第5話 長澤まさみ似の女
俺はいま、世紀の大発明を目の当たりにしている。
いや正確に言えば『耳当たり』とでもいうべきか。
時空を超えて未来から電話がやってきた。それはなにを隠そう未来の俺からだったのだ。
過去と通話ができる電話を作ってしまうだなんて、われながら天才すぎてこまる。
「いままで疑ってほんとうに申し訳ない」
「謝ることはない。むしろ感心した。かんたんにだまされるような男じゃないとわかってな。さすがだ昔のワシ」
「照れるじゃないか。あんただって大発明品を作ったんだろ。天才にもほどがあるよ未来の俺」
「やめろ、照れる」
俺たちは褒めあった。自分を褒めるのも悪い気はしない。
「ところで、なんで過去と通話のできる電話を作ろうとおもったの」
「それはだな。お前にとあることを伝えなければいけなかったからだ」
一体それはなんなのだろう。俺に関係のあることなのだろうか。
「それで伝えたいことというのがじゃが」
「あ、その前にちょっと聞きたいことがあるんだけど」
「なんじゃ」
「あんたっていま何歳なの」
「ワシは今年で81歳だ」
81歳か。なんとなく自分は早死にするかもしれないと思っていたからこれは朗報だ。これからもジャンクフードはたくさん食べよう。
「それでな、伝えたいことなのじゃが」
「あ、その前にさ、もうひとつ聞きたいことがあるんだけど」
「なんだ質問ばかりじゃな」
「いやだって未来の自分と話せるだなんてそうそうないじゃない。ガリガリ君の当たりが出る確率くらいすくないでしょ」
「いやガリガリ君の当たりはもっと高確率だと思うが」
「どっちでもいいけど、未来のこと聞くチャンスなんて滅多にないわけ。だからいろいろ聞きたいのさ」
「お前のきもちはわからなくはない」
「だろ」
「わかった。質問を許そう。しかしもう時間があまりないから質問はひとつだけにしてくれ」
「時間がない?」
「そうじゃ。さっきも言ったが、過去とつながったのはこれがはじめてなんじゃ。いままで何度も実験に失敗している。この通話は奇跡的につながったようなものなんじゃ。だからいつ切れてもおかしくない不安定な状態なのじゃよ」
そんな微妙な状況の中、俺たちはリコーダーをなめまわしたという変態話で盛り上がっていたのか。

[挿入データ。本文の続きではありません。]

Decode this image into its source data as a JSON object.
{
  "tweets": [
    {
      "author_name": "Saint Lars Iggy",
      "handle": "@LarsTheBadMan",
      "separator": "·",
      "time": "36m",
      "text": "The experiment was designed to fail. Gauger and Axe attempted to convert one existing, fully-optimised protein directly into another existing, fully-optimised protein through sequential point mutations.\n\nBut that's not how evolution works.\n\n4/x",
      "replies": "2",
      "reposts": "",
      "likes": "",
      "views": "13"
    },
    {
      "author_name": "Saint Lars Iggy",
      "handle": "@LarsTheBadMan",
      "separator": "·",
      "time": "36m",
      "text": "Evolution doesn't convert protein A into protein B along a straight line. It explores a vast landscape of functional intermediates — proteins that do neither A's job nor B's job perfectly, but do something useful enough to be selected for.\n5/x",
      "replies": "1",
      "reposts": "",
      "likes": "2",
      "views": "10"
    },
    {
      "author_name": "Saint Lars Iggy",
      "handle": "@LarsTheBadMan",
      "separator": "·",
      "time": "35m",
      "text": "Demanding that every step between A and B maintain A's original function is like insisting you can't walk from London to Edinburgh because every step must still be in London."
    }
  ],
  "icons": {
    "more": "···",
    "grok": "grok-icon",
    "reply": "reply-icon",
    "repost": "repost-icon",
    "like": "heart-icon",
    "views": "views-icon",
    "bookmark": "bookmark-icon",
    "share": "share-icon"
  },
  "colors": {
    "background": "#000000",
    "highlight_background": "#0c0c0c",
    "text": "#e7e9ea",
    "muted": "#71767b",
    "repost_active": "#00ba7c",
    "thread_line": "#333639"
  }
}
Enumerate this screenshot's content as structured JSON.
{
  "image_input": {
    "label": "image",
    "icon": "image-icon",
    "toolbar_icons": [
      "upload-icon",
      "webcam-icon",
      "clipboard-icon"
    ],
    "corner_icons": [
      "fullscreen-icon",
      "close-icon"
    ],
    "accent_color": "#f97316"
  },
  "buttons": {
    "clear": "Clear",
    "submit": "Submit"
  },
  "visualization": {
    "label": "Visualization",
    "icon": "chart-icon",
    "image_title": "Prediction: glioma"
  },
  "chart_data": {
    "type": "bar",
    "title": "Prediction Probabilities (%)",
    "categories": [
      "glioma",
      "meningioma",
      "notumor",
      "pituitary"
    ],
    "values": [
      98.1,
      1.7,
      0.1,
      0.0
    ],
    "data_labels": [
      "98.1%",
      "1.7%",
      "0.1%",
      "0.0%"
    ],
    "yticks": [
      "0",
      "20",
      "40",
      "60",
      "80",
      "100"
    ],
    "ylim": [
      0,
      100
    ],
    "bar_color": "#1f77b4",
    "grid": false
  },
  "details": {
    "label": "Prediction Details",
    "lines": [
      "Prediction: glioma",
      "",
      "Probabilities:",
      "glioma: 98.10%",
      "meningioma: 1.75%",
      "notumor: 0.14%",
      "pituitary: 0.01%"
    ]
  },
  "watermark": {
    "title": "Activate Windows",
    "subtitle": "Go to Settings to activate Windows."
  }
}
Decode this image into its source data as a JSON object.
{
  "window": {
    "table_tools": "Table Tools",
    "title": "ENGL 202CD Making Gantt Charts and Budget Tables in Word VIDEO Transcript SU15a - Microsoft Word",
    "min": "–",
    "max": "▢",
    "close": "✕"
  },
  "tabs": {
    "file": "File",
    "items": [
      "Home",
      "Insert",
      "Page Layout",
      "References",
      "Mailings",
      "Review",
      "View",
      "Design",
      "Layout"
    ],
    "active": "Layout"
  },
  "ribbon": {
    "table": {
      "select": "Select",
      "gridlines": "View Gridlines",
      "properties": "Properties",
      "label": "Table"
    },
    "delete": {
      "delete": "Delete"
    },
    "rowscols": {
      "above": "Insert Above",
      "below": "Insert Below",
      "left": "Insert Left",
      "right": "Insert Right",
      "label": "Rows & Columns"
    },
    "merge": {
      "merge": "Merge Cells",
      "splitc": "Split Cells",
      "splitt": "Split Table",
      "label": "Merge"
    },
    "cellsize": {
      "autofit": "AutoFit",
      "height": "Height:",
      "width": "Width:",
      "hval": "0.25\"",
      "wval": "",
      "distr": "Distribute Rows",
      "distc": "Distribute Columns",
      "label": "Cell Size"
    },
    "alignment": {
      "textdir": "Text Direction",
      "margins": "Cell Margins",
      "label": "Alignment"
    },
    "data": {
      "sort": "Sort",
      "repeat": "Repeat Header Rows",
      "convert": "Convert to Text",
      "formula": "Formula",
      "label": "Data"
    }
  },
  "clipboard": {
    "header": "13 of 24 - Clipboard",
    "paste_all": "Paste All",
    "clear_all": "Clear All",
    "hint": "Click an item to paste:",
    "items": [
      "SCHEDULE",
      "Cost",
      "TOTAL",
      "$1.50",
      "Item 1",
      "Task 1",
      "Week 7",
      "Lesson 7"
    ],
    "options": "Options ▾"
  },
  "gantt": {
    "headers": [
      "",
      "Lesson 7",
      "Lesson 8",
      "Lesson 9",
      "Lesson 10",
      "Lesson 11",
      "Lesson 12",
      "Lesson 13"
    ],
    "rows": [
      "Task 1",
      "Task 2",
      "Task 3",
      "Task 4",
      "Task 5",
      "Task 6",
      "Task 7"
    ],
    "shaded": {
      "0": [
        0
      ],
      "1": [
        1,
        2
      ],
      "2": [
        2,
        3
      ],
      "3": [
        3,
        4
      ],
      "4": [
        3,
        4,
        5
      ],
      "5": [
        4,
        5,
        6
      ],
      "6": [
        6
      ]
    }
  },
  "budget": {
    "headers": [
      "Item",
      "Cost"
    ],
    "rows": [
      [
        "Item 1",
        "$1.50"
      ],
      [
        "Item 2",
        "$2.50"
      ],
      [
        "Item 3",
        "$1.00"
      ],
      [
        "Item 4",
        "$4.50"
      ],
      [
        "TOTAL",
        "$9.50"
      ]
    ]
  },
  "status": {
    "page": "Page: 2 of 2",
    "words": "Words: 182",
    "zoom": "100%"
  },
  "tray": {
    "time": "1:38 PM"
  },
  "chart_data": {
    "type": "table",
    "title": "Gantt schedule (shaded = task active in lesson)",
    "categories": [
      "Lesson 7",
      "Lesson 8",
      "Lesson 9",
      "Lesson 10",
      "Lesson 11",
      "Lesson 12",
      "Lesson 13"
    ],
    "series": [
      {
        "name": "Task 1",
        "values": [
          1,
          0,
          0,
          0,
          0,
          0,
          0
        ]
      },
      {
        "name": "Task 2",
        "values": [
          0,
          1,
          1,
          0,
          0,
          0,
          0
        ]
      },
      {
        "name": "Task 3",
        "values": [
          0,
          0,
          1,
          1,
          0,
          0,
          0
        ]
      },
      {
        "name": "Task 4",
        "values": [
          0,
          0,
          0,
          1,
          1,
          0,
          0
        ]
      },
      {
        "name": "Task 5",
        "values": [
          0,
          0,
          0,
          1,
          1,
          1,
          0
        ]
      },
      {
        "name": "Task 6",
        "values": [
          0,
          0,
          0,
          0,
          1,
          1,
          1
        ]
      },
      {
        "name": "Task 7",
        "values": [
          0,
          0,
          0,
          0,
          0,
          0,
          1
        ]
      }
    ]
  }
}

ほんとうはいろいろと聞きたいことがあった。だがしかたない。ひとつにしぼった。
「俺の未来の嫁について聞かせてくれ」
やはりこれだろう。未来の自分がどんな嫁を手にしたのか気にならない男はいないはずだ。梅子でないことだけはわかっている。
「嫁・・・・・・か」
男はさきほどまでの揚々とした雰囲気から一転して、暗澹とした声質に変わった。
「まさか結婚できなかったのか?」
「なんと言えばいいのかな。複雑な問題なんじゃが。まあ結婚はしたよ」
俺はホッと胸をなでおろした。てっきり天涯孤独の身になるのかとおもったじゃないか。
「で、どんなひとなの? 美人だったりする?」
「ああ、とてもきれいなひとだ。長澤まさみにそっくりじゃよ」
「な、長澤まさみってあの女優の!?」
「そうじゃ、そのまさみじゃ」
俺はガッツポーズした。
「だけどな、すぐにいなくなった」
ガッツポーズをとりけした。
「なぜ」
まさか病気かなにかで他界したのか。